Keith Jarrett: Solo Concerts Bremen/Lausanne (ECM 1035-37)

ECM 1035-37

Keith Jarrett
Solo Concerts Bremen/Lausanne

Keith Jarrett piano
Recorded July 12, 1973, Kleiner Sendsaal, Radio Bremen
and March 20, 1973, Salle de Spectacles D’Epalinges, Lausanne
Engineers: Kurt Rapp and Martin Wieland
Produced by Manfred Eicher and Keith Jarrett

In his timeless solo concerts, Jarrett displays the uncanny ability to drop himself into a piece of improvised music as if it has been playing invisibly in the ether all along, requiring him only to pick up from whichever measure he encounters and leave the music to continue on after he has left the stage. This album predates Jarrett’s Köln concert by just two years and was the one that really put him on the map before that legendary successor. Yet we cannot simply say that Jarrett is channeling the cosmos and leave it at that, for he inhabits a melodic space that is tangible, his own. Though filed under jazz, this music is something far more than any generic summary could express. Still, I persist in trying.

The work in Bremen feels to me like travel. In Part I, we run through many modes of transportation: from air to earth to rail, we are given a glimpse of new places and spaces (both inner and outer). We don’t so much physically as emotionally go there, feeling our way through unfamiliar territory as if it were our very home. Part II has a more decidedly gospel feel to it, rushing headlong into an ecstatic communion. For nearly 45 minutes, Jarrett manages to ride a wave of endless creative fervor as if every moment were not the last, but the first. Just then, halfway through, the mood darkens. Until now we have been heading for the sun when suddenly we are looking back to the earth, thinking of all that we would miss: the sensation of water trickling through our fingers, kisses upon our children’s foreheads, the rustling of wind blowing through our back yards. With a mere gathering of notes, Jarrett manages to imagine a lifetime’s worth of memories, departing at last with an exultant resignation, perhaps even rebirth.

Lausanne, on the other hand, crosses the previous series of vertical strokes with horizontal ones. Every time Jarrett slips into another intersection, he locks himself into a new idea until its beauty becomes too much for him and he must move on. “Transcendent” doesn’t even begin to describe the effect, for it is also confrontational, painful, and transportative. For the latter portion of the Lausanne solo, Jarrett ventures inside the piano, slapping and plucking his way through a percussive and surreal call-and-response and, eventually, a frenzied fade into silence.

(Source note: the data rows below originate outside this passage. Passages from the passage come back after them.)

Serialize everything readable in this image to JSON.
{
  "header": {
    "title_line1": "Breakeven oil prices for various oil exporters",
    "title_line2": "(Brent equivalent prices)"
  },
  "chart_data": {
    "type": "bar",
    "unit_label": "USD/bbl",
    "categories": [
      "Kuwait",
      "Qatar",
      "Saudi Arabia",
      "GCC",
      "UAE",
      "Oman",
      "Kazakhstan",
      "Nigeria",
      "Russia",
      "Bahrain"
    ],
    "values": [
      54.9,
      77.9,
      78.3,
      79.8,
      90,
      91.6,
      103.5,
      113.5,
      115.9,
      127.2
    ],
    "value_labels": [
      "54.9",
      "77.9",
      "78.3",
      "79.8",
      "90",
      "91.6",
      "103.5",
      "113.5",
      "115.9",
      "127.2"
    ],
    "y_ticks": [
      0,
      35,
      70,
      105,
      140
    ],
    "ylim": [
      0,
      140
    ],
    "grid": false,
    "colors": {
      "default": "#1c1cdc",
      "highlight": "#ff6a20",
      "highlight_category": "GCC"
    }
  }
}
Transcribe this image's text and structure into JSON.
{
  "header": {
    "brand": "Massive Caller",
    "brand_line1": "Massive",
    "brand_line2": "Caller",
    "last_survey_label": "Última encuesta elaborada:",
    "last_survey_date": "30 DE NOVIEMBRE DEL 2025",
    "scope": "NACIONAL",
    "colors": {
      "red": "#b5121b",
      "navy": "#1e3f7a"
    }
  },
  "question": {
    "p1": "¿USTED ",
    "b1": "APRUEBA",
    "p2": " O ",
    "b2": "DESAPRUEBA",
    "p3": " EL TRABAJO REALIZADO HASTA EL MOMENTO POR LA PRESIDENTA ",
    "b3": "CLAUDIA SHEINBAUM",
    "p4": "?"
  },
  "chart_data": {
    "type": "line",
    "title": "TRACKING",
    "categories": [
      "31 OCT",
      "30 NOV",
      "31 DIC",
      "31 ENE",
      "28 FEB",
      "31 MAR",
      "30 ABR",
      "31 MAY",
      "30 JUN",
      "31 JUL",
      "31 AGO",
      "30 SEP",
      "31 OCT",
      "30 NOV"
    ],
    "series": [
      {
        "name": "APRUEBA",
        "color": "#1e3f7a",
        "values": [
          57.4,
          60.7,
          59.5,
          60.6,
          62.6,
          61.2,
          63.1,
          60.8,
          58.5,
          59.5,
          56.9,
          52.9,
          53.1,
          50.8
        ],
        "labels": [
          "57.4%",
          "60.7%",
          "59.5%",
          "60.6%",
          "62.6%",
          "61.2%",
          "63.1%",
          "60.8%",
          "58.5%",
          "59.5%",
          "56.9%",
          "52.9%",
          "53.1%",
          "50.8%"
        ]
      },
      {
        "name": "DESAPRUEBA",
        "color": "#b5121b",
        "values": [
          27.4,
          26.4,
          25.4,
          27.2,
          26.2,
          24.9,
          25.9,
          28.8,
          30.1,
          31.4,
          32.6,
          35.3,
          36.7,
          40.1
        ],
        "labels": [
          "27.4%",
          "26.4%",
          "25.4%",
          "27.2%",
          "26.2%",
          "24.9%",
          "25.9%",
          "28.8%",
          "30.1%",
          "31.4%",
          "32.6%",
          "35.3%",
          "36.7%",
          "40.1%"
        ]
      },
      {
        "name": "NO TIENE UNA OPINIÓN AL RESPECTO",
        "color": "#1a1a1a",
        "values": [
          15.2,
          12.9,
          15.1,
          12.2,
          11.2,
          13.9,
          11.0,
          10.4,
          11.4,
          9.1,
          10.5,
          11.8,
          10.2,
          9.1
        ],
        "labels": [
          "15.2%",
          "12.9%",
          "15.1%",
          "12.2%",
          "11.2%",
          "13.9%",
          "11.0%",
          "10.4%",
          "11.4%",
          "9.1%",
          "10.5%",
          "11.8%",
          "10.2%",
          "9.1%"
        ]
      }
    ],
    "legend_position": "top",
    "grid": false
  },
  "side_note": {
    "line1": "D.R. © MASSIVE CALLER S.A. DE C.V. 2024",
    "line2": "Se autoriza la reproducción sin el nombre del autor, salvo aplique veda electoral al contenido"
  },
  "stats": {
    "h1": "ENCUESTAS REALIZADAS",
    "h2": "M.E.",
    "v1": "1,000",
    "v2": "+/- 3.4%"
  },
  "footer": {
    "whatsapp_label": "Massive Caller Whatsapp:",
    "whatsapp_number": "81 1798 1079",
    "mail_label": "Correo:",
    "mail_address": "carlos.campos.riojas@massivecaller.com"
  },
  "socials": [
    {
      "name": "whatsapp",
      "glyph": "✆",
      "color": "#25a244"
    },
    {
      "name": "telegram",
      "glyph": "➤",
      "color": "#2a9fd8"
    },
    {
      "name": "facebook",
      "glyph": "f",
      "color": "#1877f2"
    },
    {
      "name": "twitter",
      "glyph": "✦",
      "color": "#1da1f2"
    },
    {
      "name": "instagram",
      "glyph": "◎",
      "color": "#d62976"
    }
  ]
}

Of all of Jarrett’s solo piano recordings, I love the sound of this piano over the rest. Whatever instrument he is playing here seems to let go of any and all inhibitions in his presence and shines steadily like a planet in its higher regions. Jarrett plays with unparalleled diction. Like any great orator, he means to ensure that we understand every word through his delivery, and for that he has chosen the perfect mouthpiece.